Abstract Number: LB-177
Presentation Time: Monday, Apr 18, 2016, 1:00 PM - 5:00 PM
Author Block:
Matt Harlow1, Matthew Easton2, Maria Jose Guillén Navarro3, Lisa Turner2, Galen Hostetter2, Carlos Galmarini3, Pablo Aviles3, Patrick Grohar2. 1Vanderbilt University, Nashville, TN; 2Van Andel Research Institute, Grand Rapids, MI; 3Pharmamar S.A., Madrid, Spain .

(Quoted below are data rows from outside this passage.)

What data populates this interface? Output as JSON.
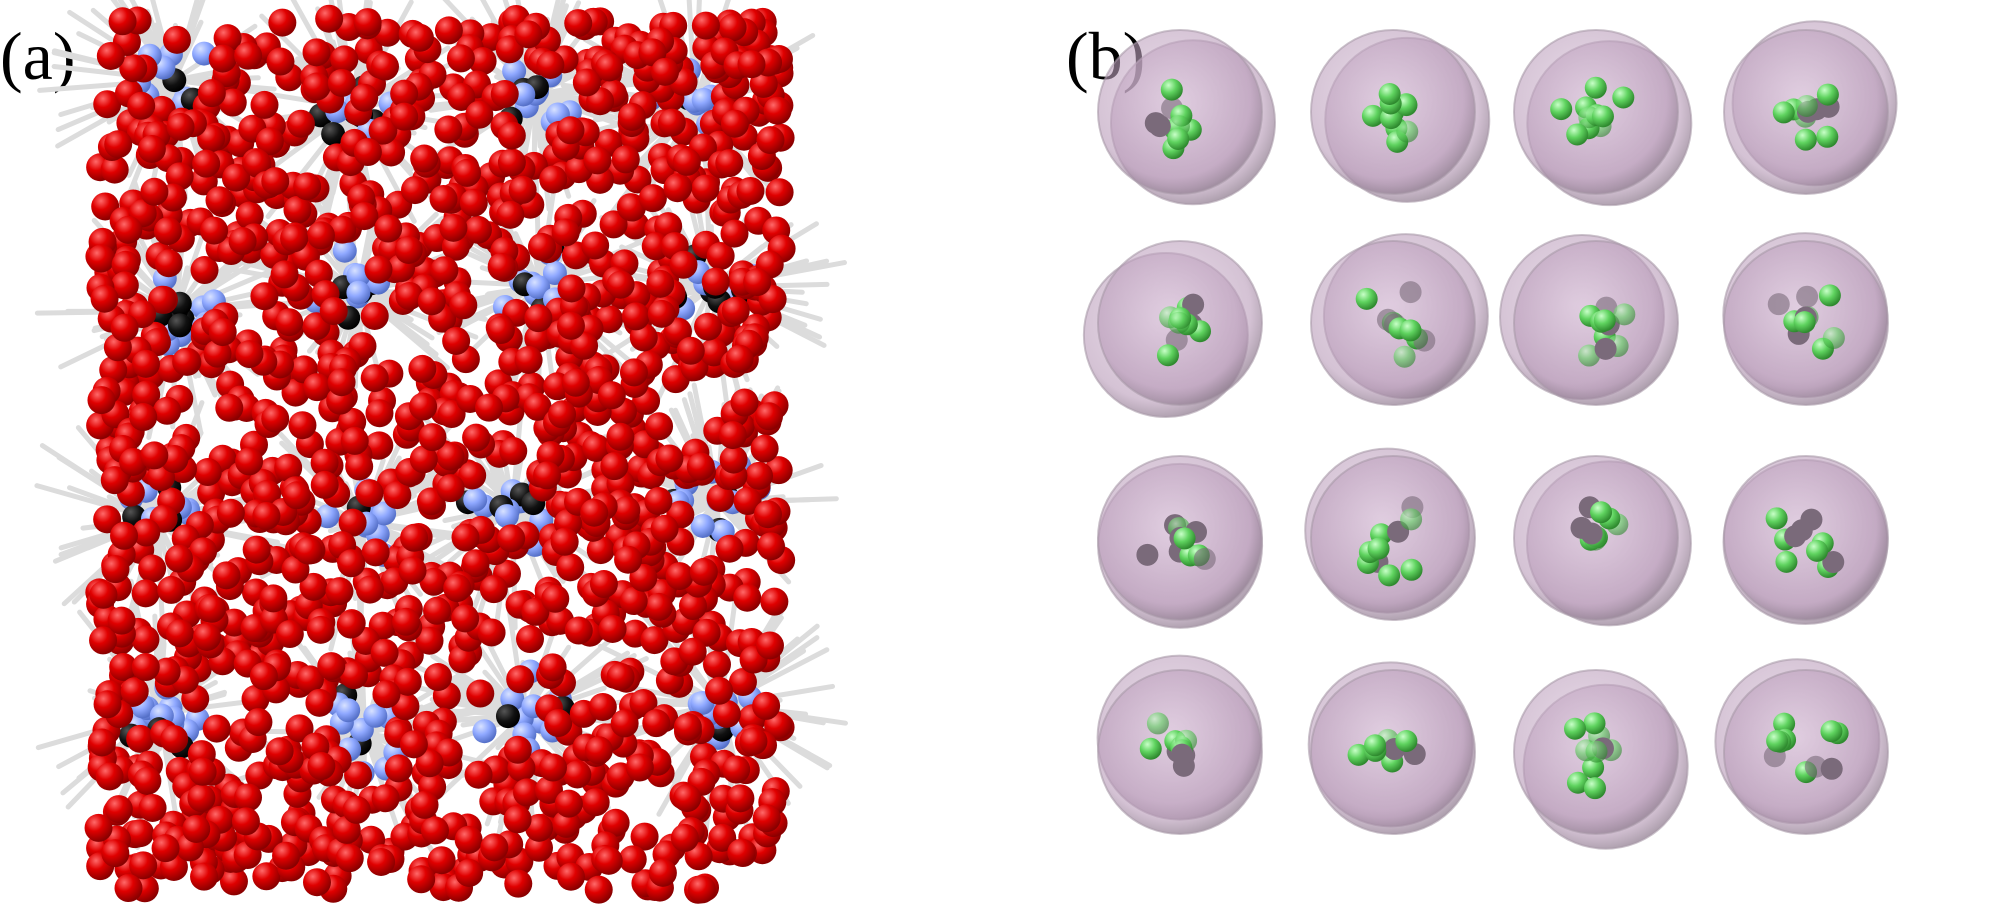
{
  "figure": {
    "panel_a": {
      "label": "(a)",
      "colors": {
        "outer_bead": "#e00000",
        "core_bead": "#8fa8ff",
        "junction_bead": "#000000",
        "bond": "#dcdcdc"
      }
    },
    "panel_b": {
      "label": "(b)",
      "colors": {
        "shell": "#c8a6c8",
        "core_bead": "#5fd35f"
      },
      "grid": {
        "rows": 4,
        "cols": 4
      }
    }
  }
}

Abstract Body: BACKGROUND:
Ewing sarcoma is a bone and soft tissue sarcoma characterized by fusion of the wild-type EWSR1 and FLI1 genes, which creates a constitutively activated transcription factor, EWS/FLI1. Ewing sarcoma cells are dependent on the continued activity of EWS/FLI1 to block differentiation and promote proliferation. For these reasons, EWS/FLI1 represents an ideal drug target. With this in mind, we have shown that the small molecule trabectedin inhibits EWS/FLI1 activity and synergizes with irinotecan in vivo. In addition, we showed that the gene expression response of Ewing sarcoma cells to trabectedin treatment is identical to keratinocytes exposed to UV light. Interestingly, wild-type EWSR1 accumulates in the nucleolus in response to UV light damage. Therefore, we hypothesize that the response and sensitivity of Ewing sarcoma cells to trabectedin is due to the re-localization of EWS/FLI1 in the nucleus.
METHODS:
Here, we utilize confocal microscopy and chromatin immunoprecipitation to characterize the localization of EWS/FLI1 and EWS/FLI1 deletion mutants in response to trabectedin. Because trabectedin has a narrow therapeutic index, we characterize the effect of PM01183, a second-generation structural analog with an improved pharmacokinetic profile, on EWS/FLI1 localization. In addition, we use qPCR and western blotting to determine the kinetics of EWS/FLI1 inhibition in response to this class of compounds. We demonstrate the effects of PM01183 treatment on the EWS/FLI1 gene signature genome-wide. Finally, we translate these findings in vivo using two Ewing sarcoma xenograft models.
RESULTS:
Treatment of Ewing sarcoma cells with Trabectedin and PM01183 causes EWS/FLI1 to accumulate in the nucleolus. This effect is accompanied by a loss of binding at target sequences and a reversal in expression of the gene signature of EWS/FLI1. We found the effect on EWS/FLI1 to be sustained, even after removal of the drug from the cell culture medium. We extended these findings in vivo to demonstrate the efficacy of a previously characterized combination therapy. Interestingly, treatment of Ewing sarcoma xenografts with the combination therapy caused the tumor to be replaced by benign adipocytes.
CONCLUSIONS:
We characterize a novel method of targeting an oncogenic fusion protein by leveraging a property of the wild-type protein to inactivate the oncogenic transcription factor. We demonstrate that wild-type EWSR1 protein’s propensity to accumulate in the nucleolus upon UV light damage is maintained within the oncogenic EWS/FLI1 protein with trabectedin or PM01183 treatment. We believe that this accounts for the heightened sensitivity of Ewing sarcoma cells to this class of compounds and has numerous clinical implications.